6月9日にシングル『ニライカナイ』を発売したCocco。この曲は彼女の出身地である“沖縄らしさ”を初めて織り込んだ作品だ。今までは、あえて沖縄色を排除してきた彼女は「大好きな沖縄に、自分が何も出来ない無力感」で、常に自分を責め続けていたという。
『ニライカナイ』とは、沖縄などで理想の故郷を意味する言葉である。
Coccoは沖縄を「好きで、好きすぎて、だから何かを期待してダメになったときの絶望感は、とても大きい。」それは沖縄で生まれ育った、県民みなさんの共通の思いだろう。

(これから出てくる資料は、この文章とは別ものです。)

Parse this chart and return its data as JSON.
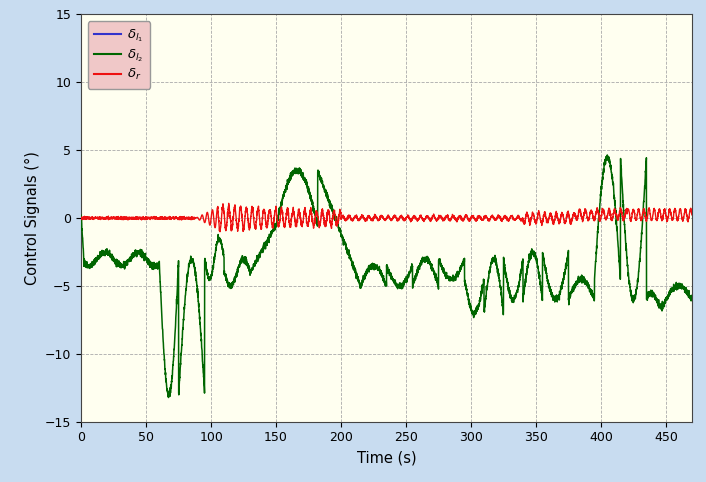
{
  "title": "",
  "xlabel": "Time (s)",
  "ylabel": "Control Signals (°)",
  "xlim": [
    0,
    470
  ],
  "ylim": [
    -15,
    15
  ],
  "xticks": [
    0,
    50,
    100,
    150,
    200,
    250,
    300,
    350,
    400,
    450
  ],
  "yticks": [
    -15,
    -10,
    -5,
    0,
    5,
    10,
    15
  ],
  "background_color": "#FFFFF0",
  "outer_background": "#C8DCF0",
  "grid_color": "#AAAAAA",
  "line1_color": "#3333CC",
  "line2_color": "#006600",
  "line3_color": "#EE1111",
  "legend_facecolor": "#F0C8C8",
  "legend_edgecolor": "#999999"
}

本当は基地問題について言いたいことが沢山あるのに、「どうせ、叶わない夢」「恩恵を受けている人もいるんだから。」と大きな声を上げることは、慎んできた。しかし、米軍普天間飛行場の国外・県外移設を求め沖縄で県民大会が、今年4月25日に開かれ約9万人が参加したのだ。
「沖縄県民が初めて、ひとつの意見を主張したんです。」「夢を諦めてばかりの沖縄の“おじい”と“おばあ”に死ぬ前に、ひとつだけでも叶う夢を見せてあげたいのに。」Coccoは、涙を浮かべるわけでも悔しさを滲ませるわけでもなく、真っ直ぐ前を見て語った。その大きく見開いた目に、彼女の強い思いが感じ取れた。

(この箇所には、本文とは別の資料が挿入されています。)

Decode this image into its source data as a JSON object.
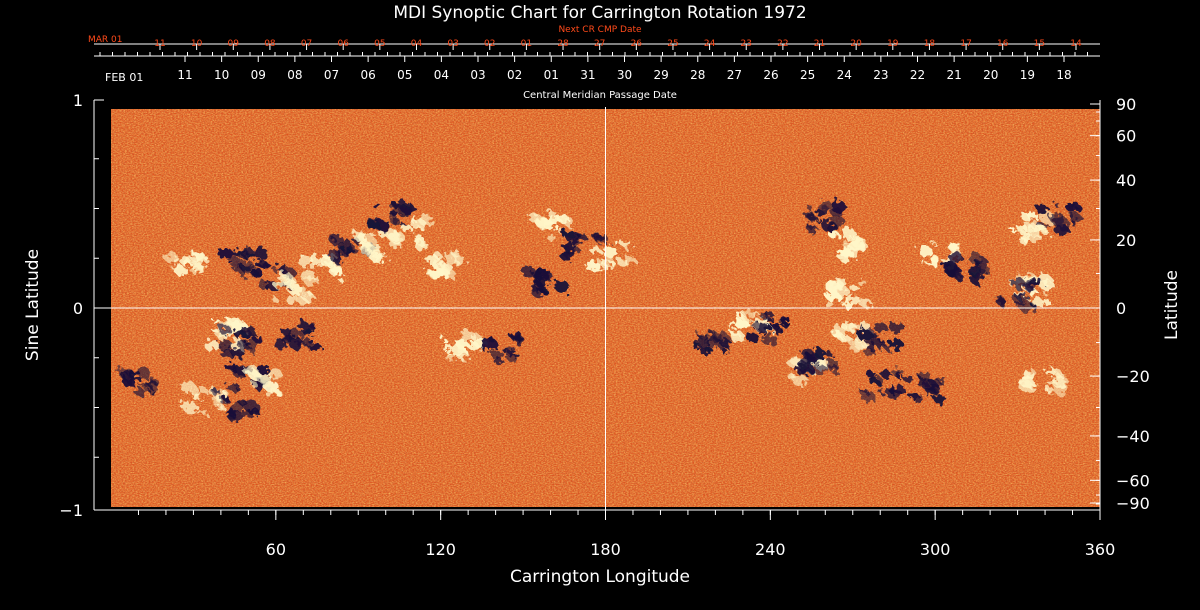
{
  "chart_data": {
    "type": "heatmap",
    "title": "MDI Synoptic Chart for Carrington Rotation 1972",
    "xlabel": "Carrington Longitude",
    "ylabel_left": "Sine Latitude",
    "ylabel_right": "Latitude",
    "xlim": [
      0,
      360
    ],
    "ylim": [
      -1,
      1
    ],
    "x_ticks": [
      {
        "value": 60,
        "label": "60"
      },
      {
        "value": 120,
        "label": "120"
      },
      {
        "value": 180,
        "label": "180"
      },
      {
        "value": 240,
        "label": "240"
      },
      {
        "value": 300,
        "label": "300"
      },
      {
        "value": 360,
        "label": "360"
      }
    ],
    "y_left_ticks": [
      {
        "value": 1,
        "label": "1"
      },
      {
        "value": 0,
        "label": "0"
      },
      {
        "value": -1,
        "label": "−1"
      }
    ],
    "y_right_ticks": [
      {
        "value": 90,
        "label": "90"
      },
      {
        "value": 60,
        "label": "60"
      },
      {
        "value": 40,
        "label": "40"
      },
      {
        "value": 20,
        "label": "20"
      },
      {
        "value": 0,
        "label": "0"
      },
      {
        "value": -20,
        "label": "−20"
      },
      {
        "value": -40,
        "label": "−40"
      },
      {
        "value": -60,
        "label": "−60"
      },
      {
        "value": -90,
        "label": "−90"
      }
    ],
    "crosshair": {
      "longitude": 180,
      "sine_latitude": 0
    },
    "top_axis_label": "Central Meridian Passage Date",
    "top_axis_start_label": "FEB 01",
    "top_axis_dates": [
      "11",
      "10",
      "09",
      "08",
      "07",
      "06",
      "05",
      "04",
      "03",
      "02",
      "01",
      "31",
      "30",
      "29",
      "28",
      "27",
      "26",
      "25",
      "24",
      "23",
      "22",
      "21",
      "20",
      "19",
      "18"
    ],
    "next_cr_axis_label": "Next CR CMP Date",
    "next_cr_start_label": "MAR 01",
    "next_cr_dates": [
      "11",
      "10",
      "09",
      "08",
      "07",
      "06",
      "05",
      "04",
      "03",
      "02",
      "01",
      "28",
      "27",
      "26",
      "25",
      "24",
      "23",
      "22",
      "21",
      "20",
      "19",
      "18",
      "17",
      "16",
      "15",
      "14"
    ],
    "colors": {
      "background": "#000000",
      "axes": "#ffffff",
      "next_cr": "#ff4a1a",
      "field_base": "#e0521c",
      "positive_polarity": "#fff6c8",
      "negative_polarity": "#1a1238"
    },
    "active_regions": [
      {
        "lon": 28,
        "sinlat": 0.24,
        "polarity": "positive"
      },
      {
        "lon": 48,
        "sinlat": 0.22,
        "polarity": "negative"
      },
      {
        "lon": 60,
        "sinlat": 0.16,
        "polarity": "negative"
      },
      {
        "lon": 66,
        "sinlat": 0.1,
        "polarity": "positive"
      },
      {
        "lon": 77,
        "sinlat": 0.2,
        "polarity": "positive"
      },
      {
        "lon": 88,
        "sinlat": 0.28,
        "polarity": "negative"
      },
      {
        "lon": 102,
        "sinlat": 0.46,
        "polarity": "negative"
      },
      {
        "lon": 108,
        "sinlat": 0.38,
        "polarity": "positive"
      },
      {
        "lon": 95,
        "sinlat": 0.31,
        "polarity": "positive"
      },
      {
        "lon": 122,
        "sinlat": 0.22,
        "polarity": "positive"
      },
      {
        "lon": 160,
        "sinlat": 0.41,
        "polarity": "positive"
      },
      {
        "lon": 172,
        "sinlat": 0.32,
        "polarity": "negative"
      },
      {
        "lon": 182,
        "sinlat": 0.26,
        "polarity": "positive"
      },
      {
        "lon": 158,
        "sinlat": 0.14,
        "polarity": "negative"
      },
      {
        "lon": 232,
        "sinlat": -0.09,
        "polarity": "positive"
      },
      {
        "lon": 220,
        "sinlat": -0.18,
        "polarity": "negative"
      },
      {
        "lon": 240,
        "sinlat": -0.1,
        "polarity": "negative"
      },
      {
        "lon": 252,
        "sinlat": -0.32,
        "polarity": "positive"
      },
      {
        "lon": 258,
        "sinlat": -0.26,
        "polarity": "negative"
      },
      {
        "lon": 270,
        "sinlat": -0.14,
        "polarity": "positive"
      },
      {
        "lon": 280,
        "sinlat": -0.16,
        "polarity": "negative"
      },
      {
        "lon": 280,
        "sinlat": -0.38,
        "polarity": "negative"
      },
      {
        "lon": 297,
        "sinlat": -0.4,
        "polarity": "negative"
      },
      {
        "lon": 260,
        "sinlat": 0.45,
        "polarity": "negative"
      },
      {
        "lon": 270,
        "sinlat": 0.32,
        "polarity": "positive"
      },
      {
        "lon": 302,
        "sinlat": 0.27,
        "polarity": "positive"
      },
      {
        "lon": 312,
        "sinlat": 0.2,
        "polarity": "negative"
      },
      {
        "lon": 336,
        "sinlat": 0.09,
        "polarity": "positive"
      },
      {
        "lon": 330,
        "sinlat": 0.07,
        "polarity": "negative"
      },
      {
        "lon": 334,
        "sinlat": 0.4,
        "polarity": "positive"
      },
      {
        "lon": 345,
        "sinlat": 0.45,
        "polarity": "negative"
      },
      {
        "lon": 50,
        "sinlat": -0.36,
        "polarity": "negative"
      },
      {
        "lon": 55,
        "sinlat": -0.37,
        "polarity": "positive"
      },
      {
        "lon": 35,
        "sinlat": -0.46,
        "polarity": "positive"
      },
      {
        "lon": 45,
        "sinlat": -0.48,
        "polarity": "negative"
      },
      {
        "lon": 42,
        "sinlat": -0.13,
        "polarity": "positive"
      },
      {
        "lon": 48,
        "sinlat": -0.17,
        "polarity": "negative"
      },
      {
        "lon": 68,
        "sinlat": -0.14,
        "polarity": "negative"
      },
      {
        "lon": 128,
        "sinlat": -0.19,
        "polarity": "positive"
      },
      {
        "lon": 142,
        "sinlat": -0.2,
        "polarity": "negative"
      },
      {
        "lon": 268,
        "sinlat": 0.07,
        "polarity": "positive"
      },
      {
        "lon": 340,
        "sinlat": -0.36,
        "polarity": "positive"
      },
      {
        "lon": 10,
        "sinlat": -0.37,
        "polarity": "negative"
      }
    ]
  }
}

沖縄のために、自分は何も出来ないのか―と悩んでいたCoccoの元に彼女が通っていた幼稚園から、「園の歌を作って欲しい。」との要望があった。『めざましテレビ』(フジテレビ系)の中で、その幼稚園を訪ね曲を披露するCocco。「私には、沖縄のためにできることがある。それは、願いを込めて歌い続けること。」そう最後に語った彼女は、やっと笑顔になった。